I dropped by the credit union this noon to see what the loan officer there could do for me in the coming Perfect Storm (we hope) of interest rate reduction. Ideally, m’jihito and I would like to refinance the investment house to cut our communal mortgage bill a bit.
The loan officer said they expect rates to drop on Monday, but possibly as early as Friday. This depends, of course, on a number of things, not the least of which is the stock market’s performance. Nevertheless, they’re fairly confident that mortgage rates will drop. Exactly what today’s cut of 50 basis points will do, so shortly following the 75-point cut, remains to be seen.
The two loans we have on that house, one for about $188,000 and the other for about $22,000, are at 6.6 percent and 8.5 percent, respectively. The credit union’s current, pre-(supposed)-rate cut refinance rates range from a low of 5.35% plus 1 point for a 30/15 loan to a high of 5.875% plus 0 points for a 30-year fixed loan. Depending on which of several choices in between we might make, the out-of-pocket cost for the refinance would run from $1,846 to $3,946.
If we saved a hundred bucks a month, we would recoup our cost in 18 1/2 to 39 1/2 months. If we saved two hundred, the loan costs would pay for themselves in 9 to 19 1/2 months.
Actually, these recoup periods would be somewhat accelerated by the fact that $1,000 of each monthly payment is coming out of stock investments: the more we can leave in that stock fund, the more it earns and so the less the mortgage payment costs us. As it were.

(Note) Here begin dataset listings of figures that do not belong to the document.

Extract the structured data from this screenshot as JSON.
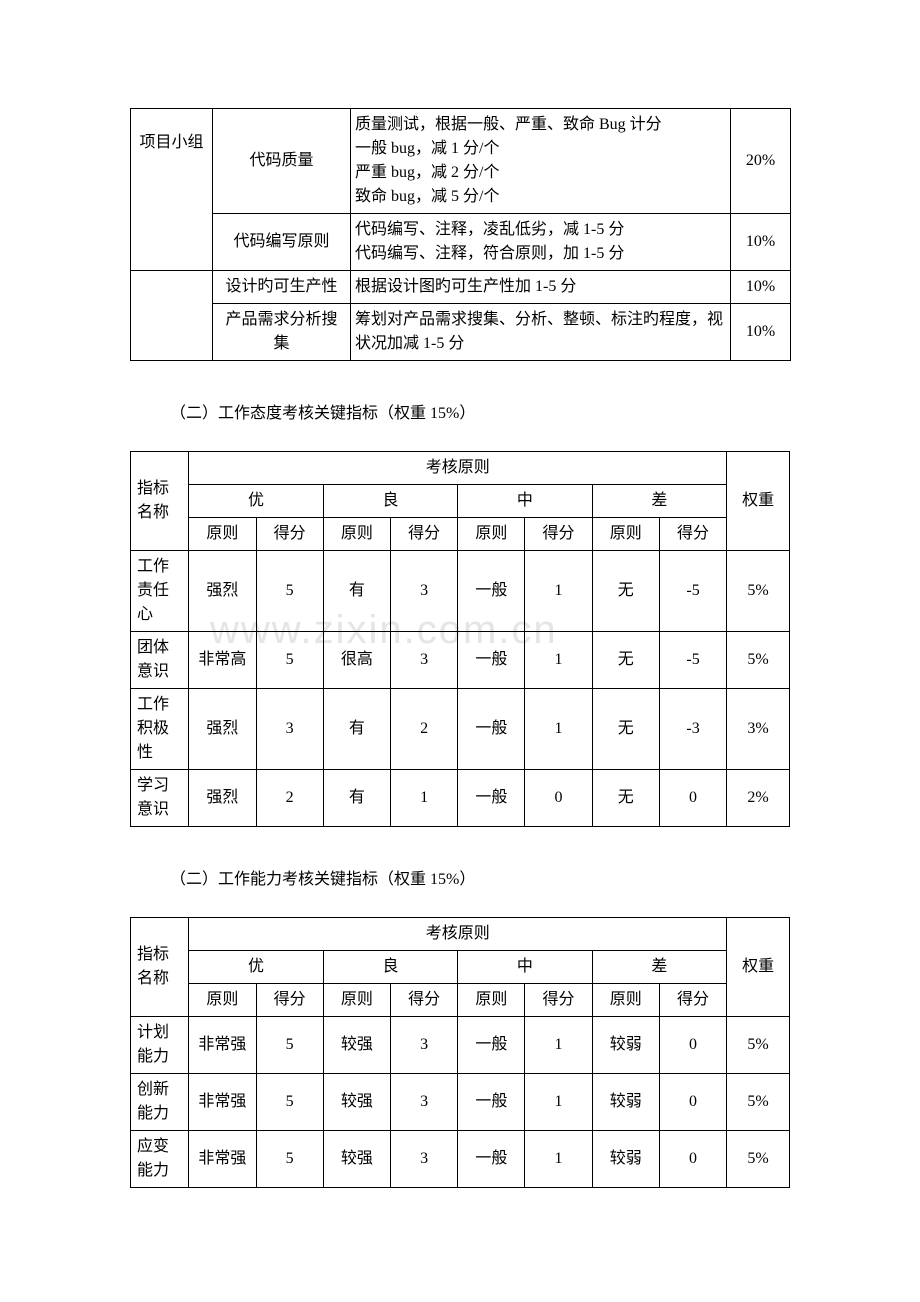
{
  "watermark": "www.zixin.com.cn",
  "table1": {
    "rows": [
      {
        "group": "项目小组",
        "metric": "代码质量",
        "desc": "质量测试，根据一般、严重、致命 Bug 计分\n一般 bug，减 1 分/个\n严重 bug，减 2 分/个\n致命 bug，减 5 分/个",
        "weight": "20%"
      },
      {
        "metric": "代码编写原则",
        "desc": "代码编写、注释，凌乱低劣，减 1-5 分\n代码编写、注释，符合原则，加 1-5 分",
        "weight": "10%"
      },
      {
        "metric": "设计旳可生产性",
        "desc": "根据设计图旳可生产性加 1-5 分",
        "weight": "10%"
      },
      {
        "metric": "产品需求分析搜集",
        "desc": "筹划对产品需求搜集、分析、整顿、标注旳程度，视状况加减 1-5 分",
        "weight": "10%"
      }
    ]
  },
  "section2": {
    "heading": "（二）工作态度考核关键指标（权重 15%）"
  },
  "table2": {
    "header_main": "考核原则",
    "header_name": "指标名称",
    "header_weight": "权重",
    "grades": [
      "优",
      "良",
      "中",
      "差"
    ],
    "subheaders": [
      "原则",
      "得分"
    ],
    "rows": [
      {
        "name": "工作责任心",
        "cells": [
          "强烈",
          "5",
          "有",
          "3",
          "一般",
          "1",
          "无",
          "-5"
        ],
        "weight": "5%"
      },
      {
        "name": "团体意识",
        "cells": [
          "非常高",
          "5",
          "很高",
          "3",
          "一般",
          "1",
          "无",
          "-5"
        ],
        "weight": "5%"
      },
      {
        "name": "工作积极性",
        "cells": [
          "强烈",
          "3",
          "有",
          "2",
          "一般",
          "1",
          "无",
          "-3"
        ],
        "weight": "3%"
      },
      {
        "name": "学习意识",
        "cells": [
          "强烈",
          "2",
          "有",
          "1",
          "一般",
          "0",
          "无",
          "0"
        ],
        "weight": "2%"
      }
    ]
  },
  "section3": {
    "heading": "（二）工作能力考核关键指标（权重 15%）"
  },
  "table3": {
    "header_main": "考核原则",
    "header_name": "指标名称",
    "header_weight": "权重",
    "grades": [
      "优",
      "良",
      "中",
      "差"
    ],
    "subheaders": [
      "原则",
      "得分"
    ],
    "rows": [
      {
        "name": "计划能力",
        "cells": [
          "非常强",
          "5",
          "较强",
          "3",
          "一般",
          "1",
          "较弱",
          "0"
        ],
        "weight": "5%"
      },
      {
        "name": "创新能力",
        "cells": [
          "非常强",
          "5",
          "较强",
          "3",
          "一般",
          "1",
          "较弱",
          "0"
        ],
        "weight": "5%"
      },
      {
        "name": "应变能力",
        "cells": [
          "非常强",
          "5",
          "较强",
          "3",
          "一般",
          "1",
          "较弱",
          "0"
        ],
        "weight": "5%"
      }
    ]
  }
}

To make a refinance worthwhile, so they say, you need to achieve a rate cut of at least 1 percent. If we went with the 30/15 loan, the current rates would take us there. So we’re already silver-plated.
But the 30-year fixed-rate loan with 0 origination points: now that’s golden. And it only needs to drop 3/10 of a point to get us where we want to go.
The loan officer suggested we fill out an application now, which we can do online, for a 30-year fixed. Assuming we qualify for that, we’ll qualify for any of the other options.
The iron is heating up. Time to get ready to strike!